И вдруг… лёгкий шорох сверху.
Едва уловимый.
Я замер, прислушиваясь. Не охранник. Не крыса. Что-то… знакомое. Воздух над решёткой чуть дрогнул, словно от жара.
Тук.
Маленькое, тёплое и невероятно пушистое тельце шлёпнулось мне прямо на согнутую в колене ногу, а потом в одно мгновение взобралось по рукаву сюртука и устроилось на моём плече, уткнувшись холодным носом в шею. Знакомое довольное урчание заполнило всё пространство вокруг.
— Мотя… — выдохнул я, едва сдерживая смех облегчения и безумной радости.
Серебристая шёрстка была прохладной от ночного воздуха, а сам он целым и невредимым. Вернулся. Снова ко мне. Мой союзник.
Глава 14
Бронепоезд «Стриж». Сутками ранее. Ночь.
Капитан Сергей Иванович Рыбаков дремал в своей узкой каюте, убаюканный привычным утробным гулом механизмов «Стрижа», когда в дверь врезался запыхавшийся вахтенный офицер. Лицо мичмана было белее белого.
— Капитан! На мостик! Мотя… он неистовствует! Он с ума сошёл!
Рыбаков вскочил с койки как ошпаренный, мгновенно прогнав остатки сна.
«Тревога» и этот неугомонный зверёк Пестова, кого он заметил?
Или, может, что-то случилось с бароном, ведь он вроде брал Мотю с собой.
Мужчина на ходу натянул сюртук, не застёгивая, и выскочил в коридор. И тут ударил звук — нечеловеческий, пронзительный, сливавшийся в сплошной истеричный стрёкот.
Да, это было похлеще любого сигнала тревоги, удивительно, что капитан его не услышал.
Рыбаков видел, как зверёк стрекотал вчера днём, сообщая о диверсанте. Но тогда он не звучал с такой безумной силой и отчаянием. Как будто маленький часовой бил в набат, предупреждая о конце света.
На мостике царил хаос, озарённый тусклым светом дежурных ламп.
Серебристый комок носился как угорелый по приборам, картам, переговорным трубам. Он бился о штурвал, царапал лапками бронированное стекло, подпрыгивал к кнопкам аварийной сигнализации, отчаянно тыча в них мордой, и всё это сопровождалось неумолкающим вибрирующим визгом, леденящим душу.
Огромные уши Моти были прижаты к голове, чёрные глазки-бусинки бешено метались, полные животного ужаса.

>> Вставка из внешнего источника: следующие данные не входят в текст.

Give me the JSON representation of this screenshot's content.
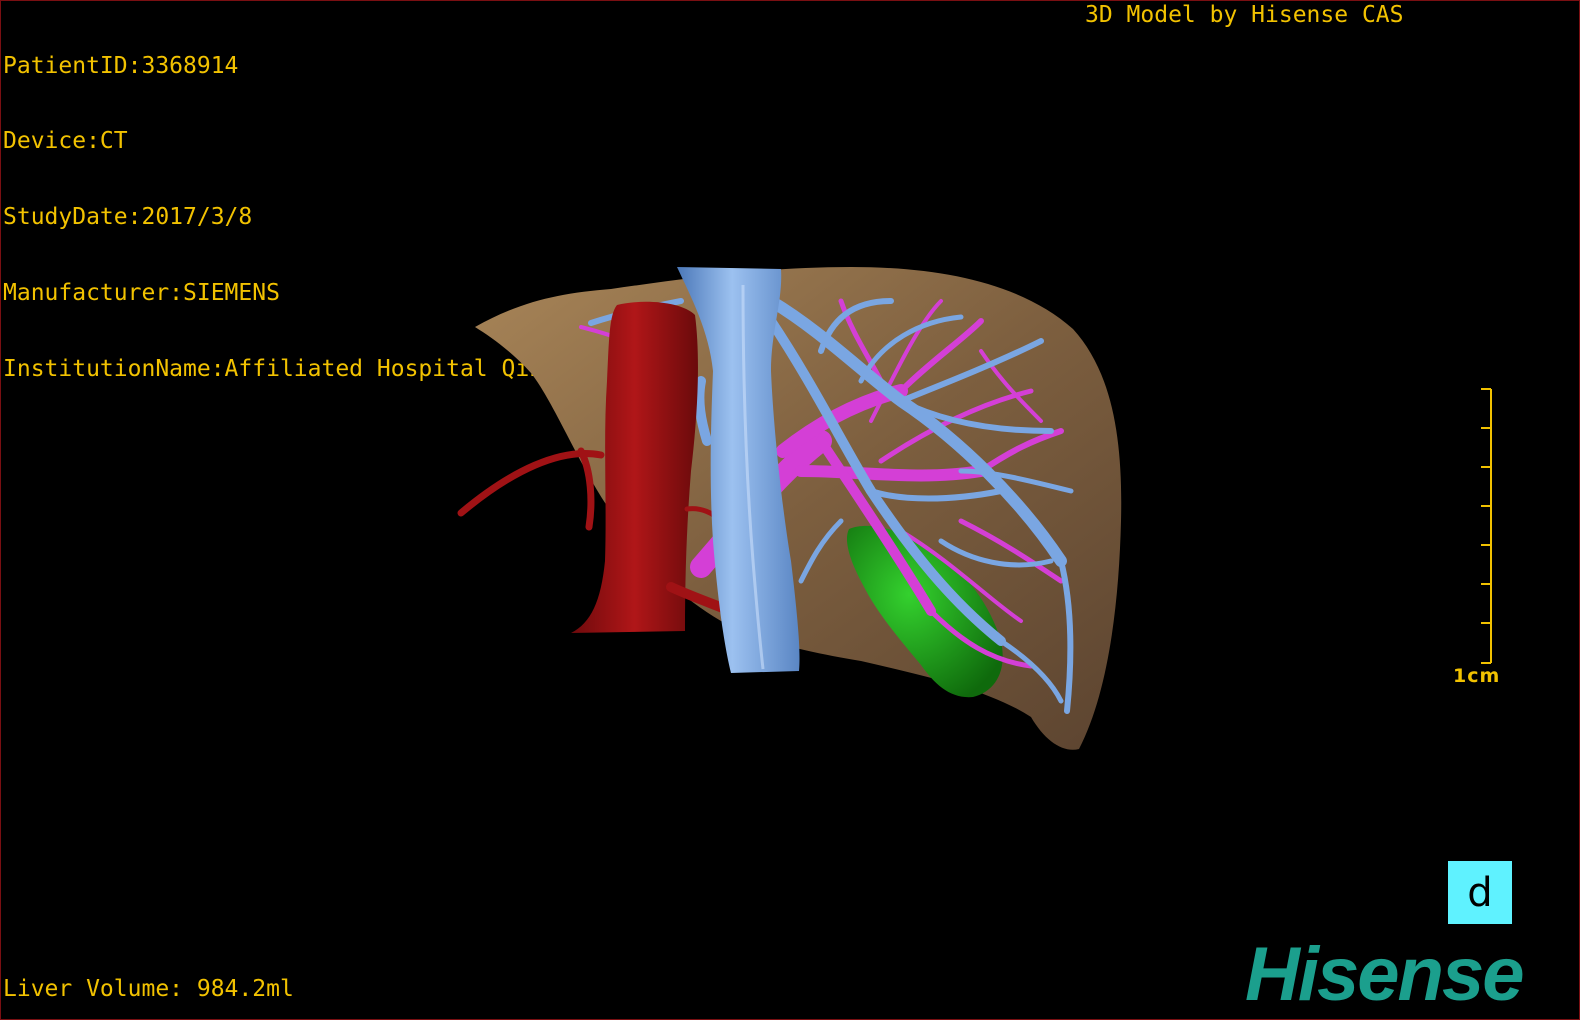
{
  "info": {
    "patient_id": "PatientID:3368914",
    "device": "Device:CT",
    "study_date": "StudyDate:2017/3/8",
    "manufacturer": "Manufacturer:SIEMENS",
    "institution": "InstitutionName:Affiliated Hospital Qingdao University-C"
  },
  "credit": "3D Model by Hisense CAS",
  "scale": {
    "label": "1cm"
  },
  "orientation": {
    "label": "d"
  },
  "brand": "Hisense",
  "measurement": {
    "liver_volume": "Liver Volume: 984.2ml"
  },
  "colors": {
    "text": "#f2c200",
    "liver": "#8a6a45",
    "inferior_vena_cava": "#6f9fde",
    "portal_vein": "#d43fd6",
    "aorta": "#9b1014",
    "gallbladder": "#1ea81a",
    "brand": "#1b9f8d",
    "orientation_cube": "#5ff2ff"
  },
  "icons": {
    "orientation": "orientation-cube-icon",
    "scale": "scale-bar-icon"
  }
}
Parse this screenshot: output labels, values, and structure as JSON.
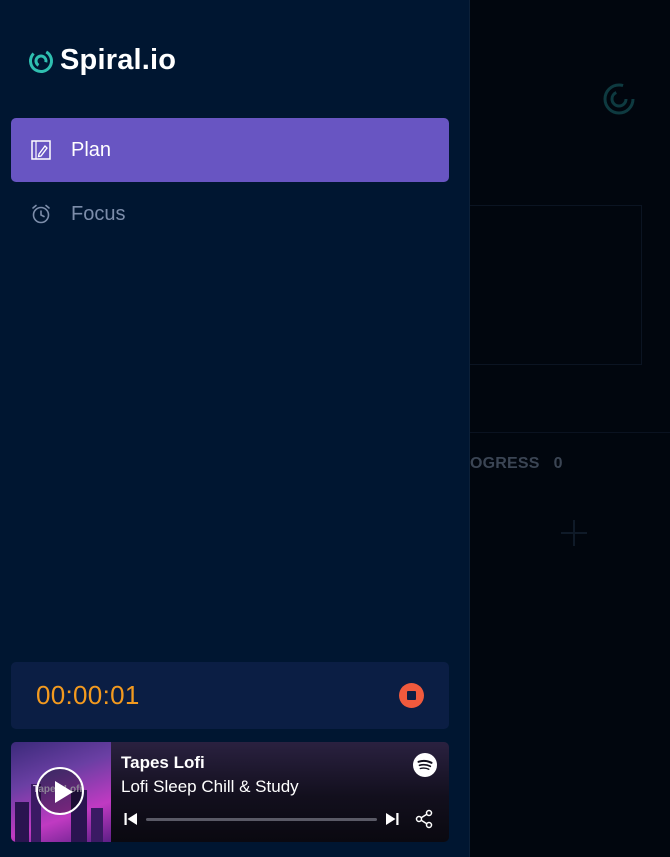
{
  "app": {
    "brand_name": "Spiral.io",
    "accent": "#6855c2",
    "background": "#001631"
  },
  "sidebar": {
    "nav": [
      {
        "label": "Plan",
        "icon": "plan-icon",
        "active": true
      },
      {
        "label": "Focus",
        "icon": "alarm-clock-icon",
        "active": false
      }
    ]
  },
  "timer": {
    "value": "00:00:01",
    "color": "#f39a1f",
    "stop_icon": "stop-icon"
  },
  "player": {
    "cover_text": "Tapes Lofi",
    "artist": "Tapes Lofi",
    "track": "Lofi Sleep Chill & Study",
    "progress": 0,
    "icons": [
      "play-icon",
      "spotify-icon",
      "previous-icon",
      "next-icon",
      "share-icon"
    ]
  },
  "background_main": {
    "progress_label": "OGRESS",
    "progress_count": "0"
  }
}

Увидев капитана, зверёк взвизгнул ещё громче, запрыгнул ему на плечо и тут же спрыгнул, рванув к носовому стеклу. Там он встал на задние лапы и яростно забарабанил передними по броне, указывая в черноту за бортом, на тёмный склон, за которым тянулся Новоархангельский кряж.

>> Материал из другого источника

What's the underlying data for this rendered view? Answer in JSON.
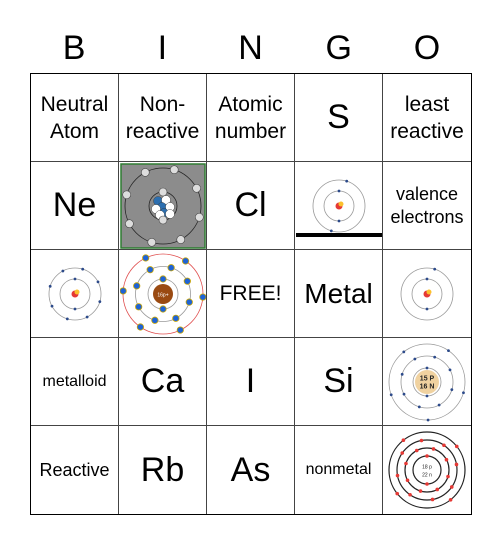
{
  "header": {
    "letters": [
      "B",
      "I",
      "N",
      "G",
      "O"
    ]
  },
  "cells": [
    {
      "type": "text",
      "text": "Neutral Atom",
      "size": "t-m"
    },
    {
      "type": "text",
      "text": "Non-reactive",
      "size": "t-m"
    },
    {
      "type": "text",
      "text": "Atomic number",
      "size": "t-m"
    },
    {
      "type": "text",
      "text": "S",
      "size": "t-xl"
    },
    {
      "type": "text",
      "text": "least reactive",
      "size": "t-m"
    },
    {
      "type": "text",
      "text": "Ne",
      "size": "t-xl"
    },
    {
      "type": "image",
      "image": "atom-model-gray-3d",
      "nucleus": "",
      "style": "gray",
      "shells": [
        2,
        8
      ]
    },
    {
      "type": "text",
      "text": "Cl",
      "size": "t-xl"
    },
    {
      "type": "image",
      "image": "atom-diagram-lithium",
      "nucleus": "",
      "style": "flat",
      "shells": [
        2,
        2
      ]
    },
    {
      "type": "text",
      "text": "valence electrons",
      "size": "t-s"
    },
    {
      "type": "image",
      "image": "atom-diagram-pairs",
      "nucleus": "",
      "style": "flat",
      "shells": [
        2,
        8
      ]
    },
    {
      "type": "image",
      "image": "atom-model-sulfur-3d",
      "nucleus": "16p+",
      "style": "gold",
      "shells": [
        2,
        8,
        6
      ]
    },
    {
      "type": "text",
      "text": "FREE!",
      "size": "t-m"
    },
    {
      "type": "text",
      "text": "Metal",
      "size": "t-l"
    },
    {
      "type": "image",
      "image": "atom-diagram-small",
      "nucleus": "",
      "style": "flat",
      "shells": [
        2,
        1
      ]
    },
    {
      "type": "text",
      "text": "metalloid",
      "size": "t-xs"
    },
    {
      "type": "text",
      "text": "Ca",
      "size": "t-xl"
    },
    {
      "type": "text",
      "text": "I",
      "size": "t-xl"
    },
    {
      "type": "text",
      "text": "Si",
      "size": "t-xl"
    },
    {
      "type": "image",
      "image": "atom-diagram-phosphorus",
      "nucleus": "15 P 16 N",
      "style": "phos",
      "shells": [
        2,
        8,
        5
      ]
    },
    {
      "type": "text",
      "text": "Reactive",
      "size": "t-s"
    },
    {
      "type": "text",
      "text": "Rb",
      "size": "t-xl"
    },
    {
      "type": "text",
      "text": "As",
      "size": "t-xl"
    },
    {
      "type": "text",
      "text": "nonmetal",
      "size": "t-xs"
    },
    {
      "type": "image",
      "image": "atom-diagram-argon",
      "nucleus": "18 p 22 n",
      "style": "red",
      "shells": [
        2,
        8,
        8,
        4
      ]
    }
  ]
}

— Что за чертовщина⁈ — рявкнул Рыбаков, пытаясь перекричать оглушительный визг зверька. — Успокоить его! Немедленно!
Но успокоить Мотю было невозможно. Он не реагировал ни на печенье, ни на пряники.

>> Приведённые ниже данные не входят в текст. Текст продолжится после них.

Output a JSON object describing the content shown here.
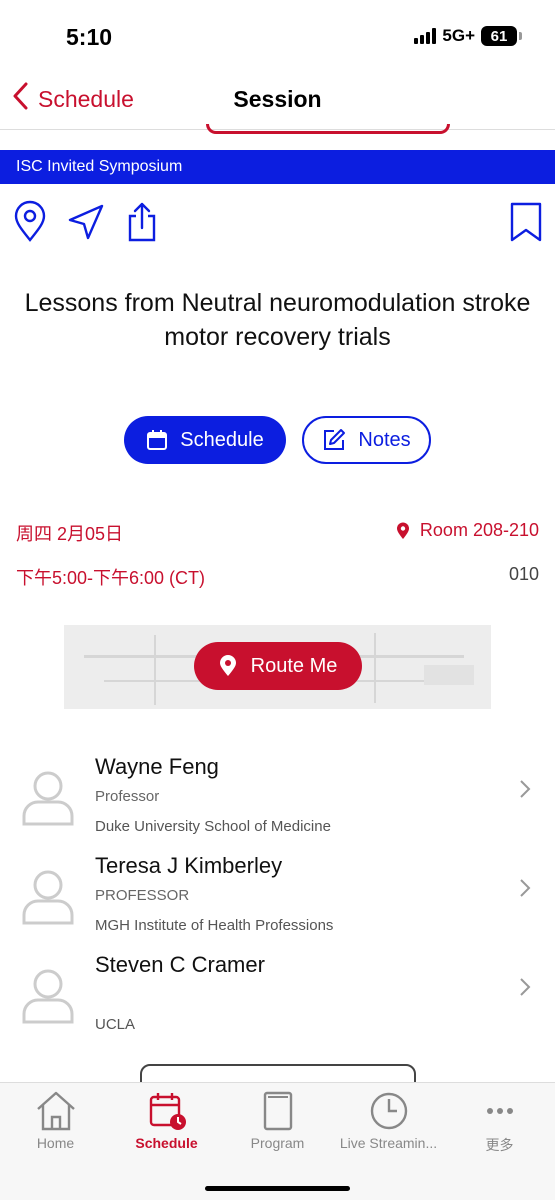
{
  "status": {
    "time": "5:10",
    "network": "5G+",
    "battery": "61"
  },
  "nav": {
    "back_label": "Schedule",
    "title": "Session"
  },
  "banner": {
    "text": "ISC Invited Symposium"
  },
  "session": {
    "title": "Lessons from Neutral neuromodulation stroke motor recovery trials"
  },
  "buttons": {
    "schedule_label": "Schedule",
    "notes_label": "Notes",
    "route_label": "Route Me"
  },
  "info": {
    "date": "周四 2月05日",
    "room": "Room 208-210",
    "time": "下午5:00-下午6:00 (CT)",
    "code": "010"
  },
  "speakers": [
    {
      "name": "Wayne Feng",
      "title": "Professor",
      "org": "Duke University School of Medicine"
    },
    {
      "name": "Teresa J Kimberley",
      "title": "PROFESSOR",
      "org": "MGH Institute of Health Professions"
    },
    {
      "name": "Steven C Cramer",
      "title": "",
      "org": "UCLA"
    }
  ],
  "tabs": [
    {
      "label": "Home",
      "icon": "home-icon"
    },
    {
      "label": "Schedule",
      "icon": "calendar-clock-icon",
      "active": true
    },
    {
      "label": "Program",
      "icon": "book-icon"
    },
    {
      "label": "Live Streamin...",
      "icon": "clock-icon"
    },
    {
      "label": "更多",
      "icon": "more-dots-icon"
    }
  ],
  "colors": {
    "accent_red": "#c8102e",
    "accent_blue": "#0c1ee0"
  }
}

Питомец был вне себя, одержим одной мыслью — предупредить.
В дверь втиснулся Виталий Кучумов. За ним, сонно протирая очки, показался архитектор Сергей Петрович Бадаев.
— Капитан, что происходит? — спросил Кучумов, его взгляд прилип к мечущемуся тушканчику. — Он же был с бароном… Где Кирилл Павлович?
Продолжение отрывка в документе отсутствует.